What is self-organisation? How is democracy created? Who decides a punishment? Where are the center and the periphery of the revolution? Where does it start and where does it end? A brief power vacuum turns into the moment of greatest potentiality, when the beliefs of the past and the strategies for the future are discussed. The film tries to look at the mundane spaces of the city, and to understand whether the historical and revolutionary uncertainty is still there.
Yuriy Hrytsyna’s “Varta1, Lviv, Ukraine” (2015) is an experimental documentary that interrogates the notions of online mobilisation, direct democracy, hierarchy, and violence. The film is based on conversations recorded on a Zello online radio channel, used by the community of car drivers who organised into a grassroots patrol militia in the city of Lviv in Western Ukraine. These conversations take place during the brief pause right after the collapse of the pro-Russian government of Ukraine, in the wake of the February 2014 Maidan uprising.

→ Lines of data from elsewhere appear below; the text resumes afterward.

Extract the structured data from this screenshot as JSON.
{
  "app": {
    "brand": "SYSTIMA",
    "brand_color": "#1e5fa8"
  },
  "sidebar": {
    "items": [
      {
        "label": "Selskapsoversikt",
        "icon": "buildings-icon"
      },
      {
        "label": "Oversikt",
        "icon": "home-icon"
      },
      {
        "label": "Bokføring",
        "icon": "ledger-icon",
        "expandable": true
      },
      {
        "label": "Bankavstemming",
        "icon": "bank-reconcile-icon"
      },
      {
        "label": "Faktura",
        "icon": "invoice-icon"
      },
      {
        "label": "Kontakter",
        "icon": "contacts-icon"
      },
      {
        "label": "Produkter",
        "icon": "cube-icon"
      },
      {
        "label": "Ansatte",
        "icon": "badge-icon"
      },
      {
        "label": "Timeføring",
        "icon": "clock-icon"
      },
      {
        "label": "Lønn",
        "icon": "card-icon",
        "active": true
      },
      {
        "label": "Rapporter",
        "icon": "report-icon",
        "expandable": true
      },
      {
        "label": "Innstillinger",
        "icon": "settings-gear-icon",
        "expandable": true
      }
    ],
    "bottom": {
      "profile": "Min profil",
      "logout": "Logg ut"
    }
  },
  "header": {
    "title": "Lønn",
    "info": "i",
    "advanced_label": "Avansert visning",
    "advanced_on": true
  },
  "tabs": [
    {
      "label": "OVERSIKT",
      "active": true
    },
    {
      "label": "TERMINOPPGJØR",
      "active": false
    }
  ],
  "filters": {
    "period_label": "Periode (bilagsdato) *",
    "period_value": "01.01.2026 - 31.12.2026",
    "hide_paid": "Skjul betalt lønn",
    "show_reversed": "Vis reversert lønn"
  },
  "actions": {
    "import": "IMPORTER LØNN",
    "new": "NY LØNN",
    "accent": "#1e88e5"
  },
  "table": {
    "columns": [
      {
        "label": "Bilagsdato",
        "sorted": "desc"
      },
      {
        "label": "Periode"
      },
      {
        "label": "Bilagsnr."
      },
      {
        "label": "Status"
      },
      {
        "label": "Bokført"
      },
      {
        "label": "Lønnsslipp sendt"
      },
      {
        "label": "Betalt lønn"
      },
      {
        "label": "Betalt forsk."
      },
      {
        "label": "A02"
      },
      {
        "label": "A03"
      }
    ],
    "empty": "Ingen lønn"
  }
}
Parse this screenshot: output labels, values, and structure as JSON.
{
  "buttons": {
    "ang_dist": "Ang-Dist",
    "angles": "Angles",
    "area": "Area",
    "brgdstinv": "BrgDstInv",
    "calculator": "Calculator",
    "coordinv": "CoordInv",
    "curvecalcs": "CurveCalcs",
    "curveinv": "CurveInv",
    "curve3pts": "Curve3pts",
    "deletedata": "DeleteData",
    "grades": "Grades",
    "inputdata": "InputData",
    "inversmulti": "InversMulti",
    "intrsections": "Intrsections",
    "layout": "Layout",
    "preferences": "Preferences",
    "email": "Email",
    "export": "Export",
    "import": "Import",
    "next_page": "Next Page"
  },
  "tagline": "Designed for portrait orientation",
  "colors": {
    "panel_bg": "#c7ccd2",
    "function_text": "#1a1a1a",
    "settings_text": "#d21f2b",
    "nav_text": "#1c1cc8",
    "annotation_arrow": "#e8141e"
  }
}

The film was awarded with a special mention at Docudays UA International Documentary Human Rights Film Festival and won Best Ukrainian feature film at Odessa International Film Festival.
Yuriy Hrytsyna was born in Lviv, Western Ukraine. He is a photographer, filmmaker, film critic and anthropologist. As well he is the CEO of the film label “Société des Amis du Peuple”. His areas of interest include temporary archives, amateur videos, digital anthropology, memory, and nostalgia as mobilising and demobilising projects.